Monday, January 13, 2020

Born To Laugh at Tornadoes



"Hah!," you say.  "Gotcha!"   

Last week, I said that man is not separate from nature and that man-made environments were no less "natural" than termite mounds or bee hives or beaver dams.   But last weekend, while discussing the book Braiding Sweetgrass, I said that it gave me pause to reflect on how out of touch I've become with nature, "living as I do in an cybernetic world of music and movies and television and video games and sports."  

Wasn't I contradicting myself, claiming that my cybernetic world was somehow separate from the natural world?

First of all, good catch and thanks for bringing this to my attention, and second of all, fuck you. Mind your own business, and you try blogging something every day for years on end.

But seriously, Saturday night, sitting alone by candlelight in my powerless house and wondering what tree had fallen this time to cut off my electricity, it dawned on me that the problem in our cybernetic world is not that it's separate from nature, but it's out of balance with the rest of nature.  

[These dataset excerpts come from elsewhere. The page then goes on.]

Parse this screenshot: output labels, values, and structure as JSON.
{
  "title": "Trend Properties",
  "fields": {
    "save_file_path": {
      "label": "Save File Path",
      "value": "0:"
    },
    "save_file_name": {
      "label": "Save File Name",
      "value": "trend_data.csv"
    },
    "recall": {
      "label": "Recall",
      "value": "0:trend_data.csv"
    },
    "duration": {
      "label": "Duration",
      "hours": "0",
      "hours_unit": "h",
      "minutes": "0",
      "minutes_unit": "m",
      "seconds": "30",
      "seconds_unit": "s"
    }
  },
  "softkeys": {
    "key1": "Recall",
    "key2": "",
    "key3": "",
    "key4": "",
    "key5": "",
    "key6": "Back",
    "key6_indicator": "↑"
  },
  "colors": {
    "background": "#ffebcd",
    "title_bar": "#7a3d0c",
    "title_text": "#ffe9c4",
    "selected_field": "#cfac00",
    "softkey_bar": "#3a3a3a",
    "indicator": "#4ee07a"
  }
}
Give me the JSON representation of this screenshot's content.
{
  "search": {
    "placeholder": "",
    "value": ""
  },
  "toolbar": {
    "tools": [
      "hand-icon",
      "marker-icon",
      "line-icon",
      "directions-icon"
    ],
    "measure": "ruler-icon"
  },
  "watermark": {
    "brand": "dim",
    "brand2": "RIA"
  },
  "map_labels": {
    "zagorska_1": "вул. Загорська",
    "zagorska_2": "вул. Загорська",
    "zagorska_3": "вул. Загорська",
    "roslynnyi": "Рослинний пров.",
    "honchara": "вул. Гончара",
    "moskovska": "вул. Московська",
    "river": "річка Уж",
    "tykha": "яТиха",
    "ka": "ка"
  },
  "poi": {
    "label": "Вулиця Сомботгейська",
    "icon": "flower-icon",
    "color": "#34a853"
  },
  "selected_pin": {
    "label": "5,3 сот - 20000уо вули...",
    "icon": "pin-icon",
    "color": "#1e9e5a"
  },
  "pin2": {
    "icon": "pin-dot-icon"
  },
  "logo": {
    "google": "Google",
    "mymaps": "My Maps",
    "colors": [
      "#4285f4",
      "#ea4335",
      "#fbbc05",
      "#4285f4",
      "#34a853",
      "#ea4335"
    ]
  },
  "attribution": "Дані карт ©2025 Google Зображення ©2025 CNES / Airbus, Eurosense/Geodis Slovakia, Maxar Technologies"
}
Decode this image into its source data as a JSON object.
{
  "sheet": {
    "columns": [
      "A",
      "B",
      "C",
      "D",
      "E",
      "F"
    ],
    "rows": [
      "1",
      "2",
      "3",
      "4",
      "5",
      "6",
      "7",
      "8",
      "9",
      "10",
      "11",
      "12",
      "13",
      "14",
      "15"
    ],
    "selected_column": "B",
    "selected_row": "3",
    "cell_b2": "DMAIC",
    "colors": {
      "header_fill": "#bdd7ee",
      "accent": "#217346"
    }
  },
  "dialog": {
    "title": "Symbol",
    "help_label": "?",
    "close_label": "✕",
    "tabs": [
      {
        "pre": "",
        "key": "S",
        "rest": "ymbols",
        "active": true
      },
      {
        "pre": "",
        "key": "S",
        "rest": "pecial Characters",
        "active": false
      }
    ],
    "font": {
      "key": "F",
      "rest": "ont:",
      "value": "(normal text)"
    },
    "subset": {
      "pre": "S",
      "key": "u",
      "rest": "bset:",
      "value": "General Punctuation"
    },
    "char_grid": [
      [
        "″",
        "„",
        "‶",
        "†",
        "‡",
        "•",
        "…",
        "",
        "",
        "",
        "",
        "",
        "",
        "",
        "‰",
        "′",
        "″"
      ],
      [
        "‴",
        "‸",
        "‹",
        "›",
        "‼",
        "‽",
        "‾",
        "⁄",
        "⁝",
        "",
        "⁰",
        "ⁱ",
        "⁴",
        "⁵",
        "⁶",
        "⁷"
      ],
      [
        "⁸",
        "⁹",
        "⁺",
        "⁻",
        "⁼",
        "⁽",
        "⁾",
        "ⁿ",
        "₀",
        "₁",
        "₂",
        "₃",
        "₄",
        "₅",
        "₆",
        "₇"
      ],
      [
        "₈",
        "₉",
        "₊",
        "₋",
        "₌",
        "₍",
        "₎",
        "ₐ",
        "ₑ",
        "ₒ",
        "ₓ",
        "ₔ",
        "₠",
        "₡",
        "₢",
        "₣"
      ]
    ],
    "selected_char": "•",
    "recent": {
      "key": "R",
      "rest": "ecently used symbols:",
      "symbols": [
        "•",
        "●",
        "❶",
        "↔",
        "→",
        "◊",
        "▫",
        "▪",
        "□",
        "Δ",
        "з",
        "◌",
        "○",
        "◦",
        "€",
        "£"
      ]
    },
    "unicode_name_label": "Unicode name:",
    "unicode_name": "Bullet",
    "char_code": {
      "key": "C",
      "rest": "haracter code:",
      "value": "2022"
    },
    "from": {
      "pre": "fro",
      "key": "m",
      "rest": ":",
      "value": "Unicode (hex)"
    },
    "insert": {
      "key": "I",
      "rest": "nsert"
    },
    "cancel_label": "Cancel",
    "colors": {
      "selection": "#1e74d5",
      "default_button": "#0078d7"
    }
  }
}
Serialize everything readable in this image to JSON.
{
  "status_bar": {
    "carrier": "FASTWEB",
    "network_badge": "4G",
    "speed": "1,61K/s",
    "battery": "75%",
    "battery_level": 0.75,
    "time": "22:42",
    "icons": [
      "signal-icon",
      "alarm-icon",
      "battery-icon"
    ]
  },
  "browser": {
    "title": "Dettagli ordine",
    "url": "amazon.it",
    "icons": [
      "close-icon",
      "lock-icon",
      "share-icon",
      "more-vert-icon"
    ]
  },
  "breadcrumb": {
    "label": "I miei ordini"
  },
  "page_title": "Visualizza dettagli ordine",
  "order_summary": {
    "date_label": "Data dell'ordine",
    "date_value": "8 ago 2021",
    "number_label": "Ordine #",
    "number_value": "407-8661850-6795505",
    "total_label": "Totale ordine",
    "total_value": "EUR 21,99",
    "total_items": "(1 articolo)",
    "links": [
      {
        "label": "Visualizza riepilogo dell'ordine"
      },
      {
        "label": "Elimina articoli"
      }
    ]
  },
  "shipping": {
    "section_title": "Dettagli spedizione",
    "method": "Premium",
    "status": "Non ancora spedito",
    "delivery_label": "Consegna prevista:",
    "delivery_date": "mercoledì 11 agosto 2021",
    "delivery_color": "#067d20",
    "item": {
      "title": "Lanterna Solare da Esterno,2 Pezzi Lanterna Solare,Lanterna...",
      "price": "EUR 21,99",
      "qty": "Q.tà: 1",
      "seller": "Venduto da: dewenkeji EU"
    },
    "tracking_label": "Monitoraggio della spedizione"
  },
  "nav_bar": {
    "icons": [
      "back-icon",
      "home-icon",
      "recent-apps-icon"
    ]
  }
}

In the Matrix movie, Mr. Smith famously compared the human race to a virus.  "Every mammal on this planet instinctively develops a natural equilibrium with the surrounding environment," Mr. Smith notes, "but you humans do not" (Mr. Smith is an AI computer program). 
"You move to an area and you multiply and multiply until every natural resource is consumed and the only way you can survive is to spread to another area.  There is another organism on this planet that follows the same pattern. Do you know what it is? A virus. Human beings are a disease, a cancer of this planet. You're a plague and we are the cure."
Whatever else we may say about a virus, few say they're not a part of nature.  Human beings are also part of nature even if, like viruses, we aren't always good caretakers of the environment on which we rely for survival.    

Commenting on the catastrophic wildfires still plaguing Australia, Aussie rocker Courtney Barnett recently told Rolling Stone, "our country, white Australia — we stole the land from indigenous people, and then we’ve ruined it over the last 200 years. And the government, our leadership, shows no empathy or care."

Similarly, before Americans feel too superior to Australians, Ta-Nehisi Coates, in his book We Were Eight Years in Power called the United States "a plundered land built with plundered lives." And we're also plundering this great continent just like they're doing down under.

Short version: human beings and their built environment are not separate from nature but can, left to their own devices, become out of balance with the rest of nature, and therein lies the problem.